Whip up genuine South American tastes at your place with these tempting empanadas that mix well-spiced beef and melty cheese tucked inside a crispy, buttery shell. This dish has been fine-tuned through family traditions over the years, creating little pockets of happiness that pull folks together. What's great about these handheld pies is you can either bake or fry them, so they work in any kitchen while keeping their true-to-roots charm. Every bite takes you from the crunchy outside straight to the rich, tasty filling inside.

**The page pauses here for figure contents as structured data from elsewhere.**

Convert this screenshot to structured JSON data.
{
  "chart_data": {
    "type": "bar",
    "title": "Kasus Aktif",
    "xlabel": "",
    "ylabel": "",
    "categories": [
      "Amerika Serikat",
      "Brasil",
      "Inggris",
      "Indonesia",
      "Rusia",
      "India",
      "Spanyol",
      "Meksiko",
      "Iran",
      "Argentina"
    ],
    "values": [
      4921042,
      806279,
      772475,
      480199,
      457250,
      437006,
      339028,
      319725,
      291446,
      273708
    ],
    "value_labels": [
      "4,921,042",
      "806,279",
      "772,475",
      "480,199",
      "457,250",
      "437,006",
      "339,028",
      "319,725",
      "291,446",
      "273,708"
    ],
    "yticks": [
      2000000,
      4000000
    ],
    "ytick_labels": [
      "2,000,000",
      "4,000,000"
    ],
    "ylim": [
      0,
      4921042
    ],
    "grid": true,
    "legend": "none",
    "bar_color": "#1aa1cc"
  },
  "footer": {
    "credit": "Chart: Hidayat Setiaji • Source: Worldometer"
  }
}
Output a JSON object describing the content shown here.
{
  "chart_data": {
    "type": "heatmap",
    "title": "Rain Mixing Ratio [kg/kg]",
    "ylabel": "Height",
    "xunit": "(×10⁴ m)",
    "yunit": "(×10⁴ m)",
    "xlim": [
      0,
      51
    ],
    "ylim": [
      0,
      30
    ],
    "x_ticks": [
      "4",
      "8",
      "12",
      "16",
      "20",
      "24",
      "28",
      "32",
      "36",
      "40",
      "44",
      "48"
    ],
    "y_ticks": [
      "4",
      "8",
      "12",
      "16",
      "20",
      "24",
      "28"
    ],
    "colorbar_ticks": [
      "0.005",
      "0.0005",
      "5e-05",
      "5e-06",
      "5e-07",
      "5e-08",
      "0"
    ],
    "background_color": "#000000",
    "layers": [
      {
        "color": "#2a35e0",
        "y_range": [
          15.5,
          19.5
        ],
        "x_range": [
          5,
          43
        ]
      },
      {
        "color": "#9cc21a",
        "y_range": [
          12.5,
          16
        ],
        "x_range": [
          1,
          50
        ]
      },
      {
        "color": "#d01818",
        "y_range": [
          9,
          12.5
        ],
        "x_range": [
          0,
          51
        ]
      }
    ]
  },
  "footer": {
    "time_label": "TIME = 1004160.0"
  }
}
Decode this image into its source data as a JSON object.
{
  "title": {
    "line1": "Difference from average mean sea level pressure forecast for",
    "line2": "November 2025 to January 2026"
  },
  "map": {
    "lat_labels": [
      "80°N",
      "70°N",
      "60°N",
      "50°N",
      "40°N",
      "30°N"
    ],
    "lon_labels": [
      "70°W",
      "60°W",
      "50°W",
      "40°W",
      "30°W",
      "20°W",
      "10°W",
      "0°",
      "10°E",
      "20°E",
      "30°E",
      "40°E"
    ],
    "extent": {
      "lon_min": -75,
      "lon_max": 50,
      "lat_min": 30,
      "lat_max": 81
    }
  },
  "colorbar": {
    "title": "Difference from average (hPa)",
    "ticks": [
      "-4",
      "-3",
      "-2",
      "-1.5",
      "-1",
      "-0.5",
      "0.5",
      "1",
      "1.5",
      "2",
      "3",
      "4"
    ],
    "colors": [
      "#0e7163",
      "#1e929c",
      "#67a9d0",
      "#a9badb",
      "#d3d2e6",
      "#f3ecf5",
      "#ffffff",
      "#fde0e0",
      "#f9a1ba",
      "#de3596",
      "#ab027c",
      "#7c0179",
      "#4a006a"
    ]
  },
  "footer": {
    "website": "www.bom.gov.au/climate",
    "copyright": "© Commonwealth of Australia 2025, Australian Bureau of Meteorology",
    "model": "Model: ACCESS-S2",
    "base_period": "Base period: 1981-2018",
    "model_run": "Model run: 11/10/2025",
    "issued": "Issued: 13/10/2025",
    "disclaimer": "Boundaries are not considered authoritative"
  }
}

While exploring South America, I picked up empanada-making tricks from families who shared their time-tested methods. Pinching the edges and watching them turn golden brings back memories of busy kitchens and family meals. The smell of seasoned beef and gooey cheese turns my kitchen into those warm, welcoming spaces every time I make them.
Key Ingredients
- Ground beef: Just the right mix of meat and fat keeps the filling juicy and full of flavor. Go for 80/20 meat for the best taste and feel
- Fresh garlic and onions: They build a flavor base that spreads through the whole filling. Chop them tiny so the flavor gets everywhere
- Classic spices: Newly ground cumin and real smoked paprika add richness and warmth to each mouthful
- Top-quality melting cheese: Brings creaminess and that awesome stretchy pull. Try sharp cheddar for stronger flavor or mozzarella for maximum stretch
- Chilled, unsalted butter: Makes the flaky layers in your dough. Fancy European butter works really well here
Step-by-Step Cooking Guide
- Start With Great Dough:
- Keep everything cold before you begin. Cut the cold butter into tiny, even pieces so it mixes well. Work it into your flour with your fingertips until it looks like rough sand. Add ice water bit by bit, just until the dough comes together. Wrap it up tight and cool it for 30 minutes to rest the dough and firm up the butter.
- Fix A Tasty Filling:
- Get your pan nice and hot before you start cooking. Cook onions until they turn clear and smell good. Toss in garlic just until you can smell it, so it won't burn. Cook beef in smaller portions if needed so it browns instead of steams. Add seasonings as you go, tasting and tweaking. Let filling cool completely so it won't melt your cheese too soon.
- Put Them Together Like A Pro:
- Roll your dough on a lightly floured counter to 1/8 inch thick. Cut circles using smooth, even pushes for clean edges. Put filling a bit off-center so folding is easier. Brush edges with beaten egg so they'll stick together. Pinch edges using the rope method or press with a fork. Place them on parchment with room between each one.
- Nail The Baking Part:
- Heat your oven fully with a baking sheet inside. Brush your ready empanadas with beaten egg for a shiny gold finish. Keep an eye on them toward the end so they don't get too brown. Look for steam coming out as a sign the filling is hot.

The Frying Method
Warm oil to just the right temp before you start. Cook in small batches so the oil stays hot. Watch for them to turn gold brown. Put them on paper towels on a rack to drain.
Making It A Complete Meal
Mix up fresh chimichurri while your empanadas are baking. Set them out on a serving plate with different dips. Top with some fresh herbs and lemon slices. Serve them right away when the cheese is super melty.

My grandma always told me that making perfect empanadas comes down to how patient you are. After trying them many times, I've found she was right - rushing any part ruins the end result.
After making batch after batch and tweaking this dish for years, I've learned that caring about these small details makes empanadas that taste real and bring people to the table. Whether you're having a casual family dinner or fancy party snacks, these hand pies carry all the goodness and tradition from Latin American kitchens into your home. The mix of crunchy crust, savory filling, and gooey cheese makes every bite a celebration of good food and cooking know-how.
Frequently Asked Questions
- → Can I prep the dough early?
- Totally! You can chill it in the fridge for up to 48 hours or freeze it for a few months to use when you're ready.
- → How do I stop filling from leaking?
- Dab the edges with egg wash before closing them. Then press tightly and use a fork to seal. It'll keep everything snug while baking.
- → Can I store unbaked pastries?
- Yep, freeze them on a tray until firm, then bag them up for storage. Bake straight from the freezer with 5-7 more minutes added.
- → What if I don't eat beef?
- No problem! Swap beef for chicken, turkey, or pork. You can also try beans or plant-based meat for a veggie choice.
- → Why is my dough breaking?
- It might be too dry or cold. Let it soften a bit or sprinkle a little water while kneading to work out the cracks.